Pfizer Inc. agreed to pay $14.5 million to settle a lawsuit brought by two whistle-blowers who claimed the company improperly marketed its bladder-control drug Detrol.
The whistle-blowers, former sales representatives David Wetherholt and Marci Drimer, sued Pfizer in federal court in Boston in 2006, claiming the company cheated Medicaid, the state-administered, federal health-care program for low-income people, by pushing Detrol for a prostate condition. The suit was filed under the False Claims Act on behalf of the U.S. and multiple states.
Pfizer will pay $14.5 million to the U.S. government, 49 states and the District of Columbia, Thomas M. Greene, a lawyer for the whistle-blowers, said today in a statement. The ex-Pfizer employees will receive 27 percent of the federal portion of the recovery, or about $3.3 million, he said.

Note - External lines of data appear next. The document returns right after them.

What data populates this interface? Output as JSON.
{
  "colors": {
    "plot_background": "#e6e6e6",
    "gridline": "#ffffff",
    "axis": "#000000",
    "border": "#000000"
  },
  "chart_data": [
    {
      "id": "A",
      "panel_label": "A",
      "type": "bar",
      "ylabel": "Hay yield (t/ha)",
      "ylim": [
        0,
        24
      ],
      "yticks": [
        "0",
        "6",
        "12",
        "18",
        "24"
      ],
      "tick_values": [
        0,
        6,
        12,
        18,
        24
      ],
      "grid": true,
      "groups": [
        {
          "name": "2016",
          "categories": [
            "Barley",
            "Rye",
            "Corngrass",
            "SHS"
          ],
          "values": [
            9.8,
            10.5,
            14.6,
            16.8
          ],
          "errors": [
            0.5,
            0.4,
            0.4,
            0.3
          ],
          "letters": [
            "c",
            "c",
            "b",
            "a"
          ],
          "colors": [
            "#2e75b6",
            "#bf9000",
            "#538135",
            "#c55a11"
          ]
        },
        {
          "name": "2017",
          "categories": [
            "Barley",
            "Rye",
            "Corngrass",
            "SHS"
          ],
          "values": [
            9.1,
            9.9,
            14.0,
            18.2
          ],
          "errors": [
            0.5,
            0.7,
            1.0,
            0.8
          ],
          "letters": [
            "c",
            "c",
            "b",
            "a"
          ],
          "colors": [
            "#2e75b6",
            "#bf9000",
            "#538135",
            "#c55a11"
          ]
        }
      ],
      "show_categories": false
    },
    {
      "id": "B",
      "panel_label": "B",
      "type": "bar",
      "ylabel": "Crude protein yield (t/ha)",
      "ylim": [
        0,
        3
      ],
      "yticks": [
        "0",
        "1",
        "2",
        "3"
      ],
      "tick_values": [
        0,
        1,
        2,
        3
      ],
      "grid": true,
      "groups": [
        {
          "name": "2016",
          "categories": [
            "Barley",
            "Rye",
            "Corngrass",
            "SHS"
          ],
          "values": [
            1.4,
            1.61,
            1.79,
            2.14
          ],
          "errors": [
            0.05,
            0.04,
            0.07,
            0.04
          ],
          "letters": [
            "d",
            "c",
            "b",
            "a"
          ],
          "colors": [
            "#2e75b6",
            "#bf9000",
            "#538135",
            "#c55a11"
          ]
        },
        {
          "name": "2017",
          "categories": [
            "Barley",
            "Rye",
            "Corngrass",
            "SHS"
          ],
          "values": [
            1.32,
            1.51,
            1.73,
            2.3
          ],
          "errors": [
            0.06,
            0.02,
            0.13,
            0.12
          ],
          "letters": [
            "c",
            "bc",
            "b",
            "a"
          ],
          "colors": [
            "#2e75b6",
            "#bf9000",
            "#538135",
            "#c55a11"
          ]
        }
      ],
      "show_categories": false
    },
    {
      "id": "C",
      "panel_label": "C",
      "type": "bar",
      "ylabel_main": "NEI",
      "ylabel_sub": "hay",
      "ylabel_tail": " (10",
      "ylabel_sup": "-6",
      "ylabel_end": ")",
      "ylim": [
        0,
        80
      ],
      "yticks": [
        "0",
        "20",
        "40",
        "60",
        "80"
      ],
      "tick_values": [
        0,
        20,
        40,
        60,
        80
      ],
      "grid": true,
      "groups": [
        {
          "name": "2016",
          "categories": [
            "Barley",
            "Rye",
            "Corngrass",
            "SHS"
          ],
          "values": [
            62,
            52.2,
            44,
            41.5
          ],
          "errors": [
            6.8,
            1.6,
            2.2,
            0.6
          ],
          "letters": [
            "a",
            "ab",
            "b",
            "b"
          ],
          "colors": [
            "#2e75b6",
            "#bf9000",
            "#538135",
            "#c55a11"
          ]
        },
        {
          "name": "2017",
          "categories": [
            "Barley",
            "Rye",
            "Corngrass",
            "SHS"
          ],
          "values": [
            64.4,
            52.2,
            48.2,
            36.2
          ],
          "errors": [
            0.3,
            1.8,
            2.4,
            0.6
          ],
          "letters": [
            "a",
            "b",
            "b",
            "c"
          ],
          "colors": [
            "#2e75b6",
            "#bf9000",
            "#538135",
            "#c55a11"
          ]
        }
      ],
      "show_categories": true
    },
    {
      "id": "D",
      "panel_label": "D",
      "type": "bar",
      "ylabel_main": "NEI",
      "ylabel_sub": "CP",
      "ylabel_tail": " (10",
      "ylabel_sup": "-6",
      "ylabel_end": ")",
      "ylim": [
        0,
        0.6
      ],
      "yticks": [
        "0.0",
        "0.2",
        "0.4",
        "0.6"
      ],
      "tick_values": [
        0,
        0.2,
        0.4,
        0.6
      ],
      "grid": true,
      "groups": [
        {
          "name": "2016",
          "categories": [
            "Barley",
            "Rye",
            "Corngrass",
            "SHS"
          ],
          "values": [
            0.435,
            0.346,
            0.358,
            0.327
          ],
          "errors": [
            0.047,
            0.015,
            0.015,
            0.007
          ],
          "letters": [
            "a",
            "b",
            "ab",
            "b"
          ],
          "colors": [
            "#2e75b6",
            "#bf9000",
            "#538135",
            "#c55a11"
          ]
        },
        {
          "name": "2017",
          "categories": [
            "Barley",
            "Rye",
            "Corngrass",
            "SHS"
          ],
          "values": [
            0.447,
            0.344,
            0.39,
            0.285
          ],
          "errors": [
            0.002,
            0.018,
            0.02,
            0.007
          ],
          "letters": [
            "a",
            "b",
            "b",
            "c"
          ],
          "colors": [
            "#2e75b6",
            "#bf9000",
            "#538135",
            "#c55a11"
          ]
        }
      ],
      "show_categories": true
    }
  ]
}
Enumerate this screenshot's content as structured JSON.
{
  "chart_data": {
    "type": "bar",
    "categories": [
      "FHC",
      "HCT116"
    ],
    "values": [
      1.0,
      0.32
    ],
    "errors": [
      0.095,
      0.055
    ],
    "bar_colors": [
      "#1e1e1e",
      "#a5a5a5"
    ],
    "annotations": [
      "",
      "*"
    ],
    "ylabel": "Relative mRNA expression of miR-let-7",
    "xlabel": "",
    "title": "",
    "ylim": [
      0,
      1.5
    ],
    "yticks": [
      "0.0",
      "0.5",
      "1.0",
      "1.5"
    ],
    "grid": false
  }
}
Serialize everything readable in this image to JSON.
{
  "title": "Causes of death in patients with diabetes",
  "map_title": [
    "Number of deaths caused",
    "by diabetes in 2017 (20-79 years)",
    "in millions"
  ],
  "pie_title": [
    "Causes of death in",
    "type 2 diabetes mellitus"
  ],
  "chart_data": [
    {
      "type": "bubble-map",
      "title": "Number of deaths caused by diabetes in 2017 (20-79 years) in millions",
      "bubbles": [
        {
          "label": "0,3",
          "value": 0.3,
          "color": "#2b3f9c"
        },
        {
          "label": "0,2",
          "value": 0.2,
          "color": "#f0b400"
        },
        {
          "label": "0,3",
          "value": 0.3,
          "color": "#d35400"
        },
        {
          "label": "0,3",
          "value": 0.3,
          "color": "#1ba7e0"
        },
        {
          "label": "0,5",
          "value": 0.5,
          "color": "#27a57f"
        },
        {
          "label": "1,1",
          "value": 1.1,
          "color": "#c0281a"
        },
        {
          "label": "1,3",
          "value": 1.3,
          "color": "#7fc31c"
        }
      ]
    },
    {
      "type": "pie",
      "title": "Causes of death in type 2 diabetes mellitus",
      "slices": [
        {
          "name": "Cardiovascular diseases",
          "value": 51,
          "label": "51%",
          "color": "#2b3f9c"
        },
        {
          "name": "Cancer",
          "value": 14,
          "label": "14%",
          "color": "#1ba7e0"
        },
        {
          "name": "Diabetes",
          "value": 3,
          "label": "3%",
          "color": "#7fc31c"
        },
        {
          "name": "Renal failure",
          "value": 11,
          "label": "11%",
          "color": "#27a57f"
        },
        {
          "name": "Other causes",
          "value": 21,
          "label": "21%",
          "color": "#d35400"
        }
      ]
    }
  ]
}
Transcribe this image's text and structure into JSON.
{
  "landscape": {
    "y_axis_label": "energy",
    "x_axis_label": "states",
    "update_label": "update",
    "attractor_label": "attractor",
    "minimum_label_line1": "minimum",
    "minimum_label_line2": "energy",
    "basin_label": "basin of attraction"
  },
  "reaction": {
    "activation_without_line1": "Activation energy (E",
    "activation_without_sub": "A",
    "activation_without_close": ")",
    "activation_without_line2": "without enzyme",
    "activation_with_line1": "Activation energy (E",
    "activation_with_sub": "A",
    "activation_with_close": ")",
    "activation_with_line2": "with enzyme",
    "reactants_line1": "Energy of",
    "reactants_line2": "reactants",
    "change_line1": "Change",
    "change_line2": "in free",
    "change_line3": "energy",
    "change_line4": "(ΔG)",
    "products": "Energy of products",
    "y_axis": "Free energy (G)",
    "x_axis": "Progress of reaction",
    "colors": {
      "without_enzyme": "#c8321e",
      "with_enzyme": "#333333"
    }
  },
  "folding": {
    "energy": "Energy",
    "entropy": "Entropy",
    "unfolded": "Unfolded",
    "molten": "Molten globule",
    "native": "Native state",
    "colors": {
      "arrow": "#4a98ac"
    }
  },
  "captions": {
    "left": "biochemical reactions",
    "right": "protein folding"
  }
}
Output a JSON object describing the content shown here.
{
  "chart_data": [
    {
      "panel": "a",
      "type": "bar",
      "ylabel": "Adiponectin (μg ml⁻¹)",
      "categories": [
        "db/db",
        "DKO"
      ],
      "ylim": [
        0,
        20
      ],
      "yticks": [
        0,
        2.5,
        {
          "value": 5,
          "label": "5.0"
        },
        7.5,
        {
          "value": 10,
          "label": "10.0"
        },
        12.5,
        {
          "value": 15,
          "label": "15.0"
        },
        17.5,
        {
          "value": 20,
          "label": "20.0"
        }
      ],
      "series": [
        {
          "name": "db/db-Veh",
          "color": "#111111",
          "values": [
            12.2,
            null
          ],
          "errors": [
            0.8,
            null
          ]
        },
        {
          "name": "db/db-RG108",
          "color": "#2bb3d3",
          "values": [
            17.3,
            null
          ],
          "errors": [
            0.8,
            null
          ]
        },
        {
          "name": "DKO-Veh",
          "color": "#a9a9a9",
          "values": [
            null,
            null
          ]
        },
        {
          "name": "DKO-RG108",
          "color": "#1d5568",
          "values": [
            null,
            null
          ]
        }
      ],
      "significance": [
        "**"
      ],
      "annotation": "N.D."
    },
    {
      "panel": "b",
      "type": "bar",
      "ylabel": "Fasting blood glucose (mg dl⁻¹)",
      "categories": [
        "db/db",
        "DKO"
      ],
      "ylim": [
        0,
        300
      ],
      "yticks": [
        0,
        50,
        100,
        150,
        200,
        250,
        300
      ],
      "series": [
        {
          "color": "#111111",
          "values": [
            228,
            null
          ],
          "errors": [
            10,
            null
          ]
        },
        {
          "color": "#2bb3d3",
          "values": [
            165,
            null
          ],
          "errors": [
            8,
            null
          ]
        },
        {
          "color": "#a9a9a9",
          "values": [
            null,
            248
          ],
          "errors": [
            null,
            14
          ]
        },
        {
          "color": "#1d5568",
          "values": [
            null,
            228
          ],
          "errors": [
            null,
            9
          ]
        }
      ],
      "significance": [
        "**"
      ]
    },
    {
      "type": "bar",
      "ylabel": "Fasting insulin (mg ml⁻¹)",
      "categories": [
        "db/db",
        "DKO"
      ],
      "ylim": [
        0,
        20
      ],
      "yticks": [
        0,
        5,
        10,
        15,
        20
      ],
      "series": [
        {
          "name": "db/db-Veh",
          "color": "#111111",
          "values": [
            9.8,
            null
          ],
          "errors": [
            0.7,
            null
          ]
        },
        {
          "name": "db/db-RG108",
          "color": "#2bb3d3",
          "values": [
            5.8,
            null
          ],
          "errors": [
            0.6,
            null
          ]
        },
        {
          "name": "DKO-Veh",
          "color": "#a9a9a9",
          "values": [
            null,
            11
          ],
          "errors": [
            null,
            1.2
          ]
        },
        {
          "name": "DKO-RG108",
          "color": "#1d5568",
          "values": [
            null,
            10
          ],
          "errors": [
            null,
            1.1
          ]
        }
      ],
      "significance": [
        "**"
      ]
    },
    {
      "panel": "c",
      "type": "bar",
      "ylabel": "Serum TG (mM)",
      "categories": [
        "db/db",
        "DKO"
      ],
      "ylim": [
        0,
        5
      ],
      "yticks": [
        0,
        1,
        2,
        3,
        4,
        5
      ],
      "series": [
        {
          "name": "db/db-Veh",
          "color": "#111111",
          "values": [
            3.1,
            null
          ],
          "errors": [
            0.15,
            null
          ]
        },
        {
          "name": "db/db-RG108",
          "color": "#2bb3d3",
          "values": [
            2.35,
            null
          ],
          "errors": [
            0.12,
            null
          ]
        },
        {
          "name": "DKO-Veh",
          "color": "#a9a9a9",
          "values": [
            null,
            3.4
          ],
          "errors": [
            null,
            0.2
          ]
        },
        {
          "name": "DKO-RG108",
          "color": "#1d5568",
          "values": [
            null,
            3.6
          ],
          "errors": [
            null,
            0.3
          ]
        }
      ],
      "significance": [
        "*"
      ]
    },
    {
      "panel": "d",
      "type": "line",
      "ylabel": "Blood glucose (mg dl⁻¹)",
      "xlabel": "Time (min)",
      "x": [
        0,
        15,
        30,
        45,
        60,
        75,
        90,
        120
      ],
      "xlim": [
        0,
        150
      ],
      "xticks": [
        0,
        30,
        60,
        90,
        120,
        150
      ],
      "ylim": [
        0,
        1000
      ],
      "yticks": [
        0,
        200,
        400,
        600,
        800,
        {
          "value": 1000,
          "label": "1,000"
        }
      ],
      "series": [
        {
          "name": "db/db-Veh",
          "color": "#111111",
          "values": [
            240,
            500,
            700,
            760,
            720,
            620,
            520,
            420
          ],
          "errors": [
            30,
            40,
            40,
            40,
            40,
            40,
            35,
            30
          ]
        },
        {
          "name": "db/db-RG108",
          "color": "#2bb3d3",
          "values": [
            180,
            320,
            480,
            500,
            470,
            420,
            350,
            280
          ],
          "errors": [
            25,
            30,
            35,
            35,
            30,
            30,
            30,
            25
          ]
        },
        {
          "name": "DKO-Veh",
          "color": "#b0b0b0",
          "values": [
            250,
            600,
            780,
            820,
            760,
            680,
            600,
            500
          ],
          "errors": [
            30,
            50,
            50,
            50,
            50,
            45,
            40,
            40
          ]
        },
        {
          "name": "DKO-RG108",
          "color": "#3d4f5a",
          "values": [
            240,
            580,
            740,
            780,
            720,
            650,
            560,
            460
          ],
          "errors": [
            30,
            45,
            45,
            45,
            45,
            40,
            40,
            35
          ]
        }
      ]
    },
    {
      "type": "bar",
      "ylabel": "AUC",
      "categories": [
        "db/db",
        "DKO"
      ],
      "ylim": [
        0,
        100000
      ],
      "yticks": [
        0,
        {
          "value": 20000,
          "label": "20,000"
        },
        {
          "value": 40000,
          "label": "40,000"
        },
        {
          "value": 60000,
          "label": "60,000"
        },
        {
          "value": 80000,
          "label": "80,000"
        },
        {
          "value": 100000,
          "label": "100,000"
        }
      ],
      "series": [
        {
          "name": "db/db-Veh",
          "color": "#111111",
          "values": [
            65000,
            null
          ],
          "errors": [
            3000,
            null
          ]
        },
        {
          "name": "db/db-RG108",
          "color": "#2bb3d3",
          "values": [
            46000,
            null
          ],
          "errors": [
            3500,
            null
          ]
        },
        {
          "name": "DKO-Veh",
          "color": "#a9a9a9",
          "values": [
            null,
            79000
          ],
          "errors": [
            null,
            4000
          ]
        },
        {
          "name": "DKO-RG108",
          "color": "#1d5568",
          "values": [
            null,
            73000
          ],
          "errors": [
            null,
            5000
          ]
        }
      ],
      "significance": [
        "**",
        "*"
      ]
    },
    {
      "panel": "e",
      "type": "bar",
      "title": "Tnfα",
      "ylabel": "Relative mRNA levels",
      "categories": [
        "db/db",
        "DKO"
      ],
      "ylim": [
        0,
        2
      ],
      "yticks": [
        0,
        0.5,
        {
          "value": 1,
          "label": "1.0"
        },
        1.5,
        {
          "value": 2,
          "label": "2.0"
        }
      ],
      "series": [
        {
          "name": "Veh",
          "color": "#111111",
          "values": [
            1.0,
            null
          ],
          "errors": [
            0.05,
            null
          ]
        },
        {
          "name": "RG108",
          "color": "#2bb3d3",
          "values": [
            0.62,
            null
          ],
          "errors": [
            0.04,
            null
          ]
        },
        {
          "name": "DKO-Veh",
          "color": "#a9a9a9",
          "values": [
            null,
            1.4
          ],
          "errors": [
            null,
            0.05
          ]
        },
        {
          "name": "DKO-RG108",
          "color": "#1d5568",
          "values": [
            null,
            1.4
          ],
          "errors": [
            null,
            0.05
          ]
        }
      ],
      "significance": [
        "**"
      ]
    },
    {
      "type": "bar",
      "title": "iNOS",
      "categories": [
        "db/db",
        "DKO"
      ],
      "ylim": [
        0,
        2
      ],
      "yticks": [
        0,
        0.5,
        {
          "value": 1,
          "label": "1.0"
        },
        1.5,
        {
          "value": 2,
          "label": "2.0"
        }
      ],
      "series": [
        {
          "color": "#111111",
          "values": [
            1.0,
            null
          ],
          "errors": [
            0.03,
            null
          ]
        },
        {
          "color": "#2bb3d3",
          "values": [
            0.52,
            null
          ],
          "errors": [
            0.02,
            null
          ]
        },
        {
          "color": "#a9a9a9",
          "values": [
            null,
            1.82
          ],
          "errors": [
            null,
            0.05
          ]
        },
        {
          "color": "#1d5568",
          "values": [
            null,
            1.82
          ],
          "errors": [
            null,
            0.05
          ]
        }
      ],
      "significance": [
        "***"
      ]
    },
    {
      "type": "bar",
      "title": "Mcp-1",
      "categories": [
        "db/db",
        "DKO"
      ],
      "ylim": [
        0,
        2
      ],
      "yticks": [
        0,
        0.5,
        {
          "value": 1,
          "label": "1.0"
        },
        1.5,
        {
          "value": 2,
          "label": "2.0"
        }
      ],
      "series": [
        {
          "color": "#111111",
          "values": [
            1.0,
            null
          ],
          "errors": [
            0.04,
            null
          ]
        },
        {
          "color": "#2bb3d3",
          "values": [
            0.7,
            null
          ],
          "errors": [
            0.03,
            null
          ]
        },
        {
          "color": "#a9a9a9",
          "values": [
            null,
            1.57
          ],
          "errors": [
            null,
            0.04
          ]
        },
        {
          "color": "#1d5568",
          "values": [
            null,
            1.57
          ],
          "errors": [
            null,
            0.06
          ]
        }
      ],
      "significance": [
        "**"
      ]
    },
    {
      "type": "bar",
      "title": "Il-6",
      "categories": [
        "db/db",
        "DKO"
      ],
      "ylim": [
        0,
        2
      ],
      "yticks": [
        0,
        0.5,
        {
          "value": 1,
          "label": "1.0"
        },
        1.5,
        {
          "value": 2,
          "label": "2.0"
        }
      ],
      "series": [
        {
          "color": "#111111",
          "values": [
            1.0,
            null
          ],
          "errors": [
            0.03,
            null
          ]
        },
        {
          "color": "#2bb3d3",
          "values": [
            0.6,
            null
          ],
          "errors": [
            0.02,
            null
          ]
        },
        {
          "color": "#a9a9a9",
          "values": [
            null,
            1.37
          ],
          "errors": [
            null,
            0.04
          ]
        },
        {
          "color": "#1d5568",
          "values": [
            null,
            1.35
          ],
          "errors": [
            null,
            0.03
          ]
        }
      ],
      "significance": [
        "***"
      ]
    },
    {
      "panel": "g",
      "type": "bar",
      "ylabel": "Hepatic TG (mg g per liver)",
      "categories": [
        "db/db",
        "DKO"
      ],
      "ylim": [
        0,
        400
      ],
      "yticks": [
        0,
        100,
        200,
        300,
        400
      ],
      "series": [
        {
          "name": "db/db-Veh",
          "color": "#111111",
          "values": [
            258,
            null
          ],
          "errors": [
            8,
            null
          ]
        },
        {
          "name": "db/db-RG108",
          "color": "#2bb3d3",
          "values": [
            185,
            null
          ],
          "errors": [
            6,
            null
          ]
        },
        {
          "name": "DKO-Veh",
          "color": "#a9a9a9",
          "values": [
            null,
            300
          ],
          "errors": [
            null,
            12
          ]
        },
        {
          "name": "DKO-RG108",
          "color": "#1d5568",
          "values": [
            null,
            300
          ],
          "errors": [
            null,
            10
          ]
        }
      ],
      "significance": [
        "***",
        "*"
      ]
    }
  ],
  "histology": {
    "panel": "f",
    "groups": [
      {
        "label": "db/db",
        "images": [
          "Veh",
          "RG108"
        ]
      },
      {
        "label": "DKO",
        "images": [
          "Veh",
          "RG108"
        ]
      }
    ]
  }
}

“The plan to market Detrol off-label to new patient populations was hatched by a marketing team, not by research and development,” Greene said in an interview. “Instead of asking, ‘Who will Detrol help?’ or even, ‘How does Detrol work?’ the question became, ‘Who can we convince to buy Detrol?’”
Pfizer denied any wrongdoing. The New York-based company settled the lawsuit on “favorable terms,” it said today in a statement.
“This settlement allows Pfizer to avoid the cost and distraction of litigation and put this matter behind us,” the company said.
Pfizer, the world’s largest drugmaker, paid $2.3 billion in 2009 to settle U.S. investigations into improper marketing of its Bextra painkiller and other drugs. The Detrol claim was the last of the False Claims Act cases connected to these suits, the company said.
The U.S. declined to intervene, or join, the Detrol lawsuit in 2009. The whistleblowers pursued the claim on their own after that decision, Greene said.
The former Pfizer sales representatives claimed that the company marketed Detrol, approved for treatment of overactive bladder conditions, for an additional, unapproved, use, in violation of federal regulations.
Pfizer encouraged prescriptions for patients who have an impeded flow of urine caused by a condition called benign prostatic hyperplasia, the whistle-blowers claimed.
“Pfizer intentionally embarked on a course of unlawful conduct that it knew would lead to the submission by physicians and pharmacists of thousands of Medicaid claims for Detrol uses that were not covered by Medicaid and for which the drug was ineffective,” the whistle-blowers said in their complaint.
The lawsuit was initially settled in January while the conclusion of the case was delayed as the plaintiffs got agreements from the states, according to court filings.
Wetherholt and Drimer also alleged Pfizer forced them out after they complained about marketing practices. Greene declined to comment on whether their claims of wrongful termination were settled.
Wetherholt and Drimer will also receive an undetermined amount from the $2.62 million portion of the settlement shared by the states, Greene said.
“They will receive a percentage of the state settlements for those states with false claims acts,” he said.
The case is U.S. ex. rel. Wetherholt v. Pfizer Inc., 06-10204, U.S. District Court, District of Massachusetts (Boston).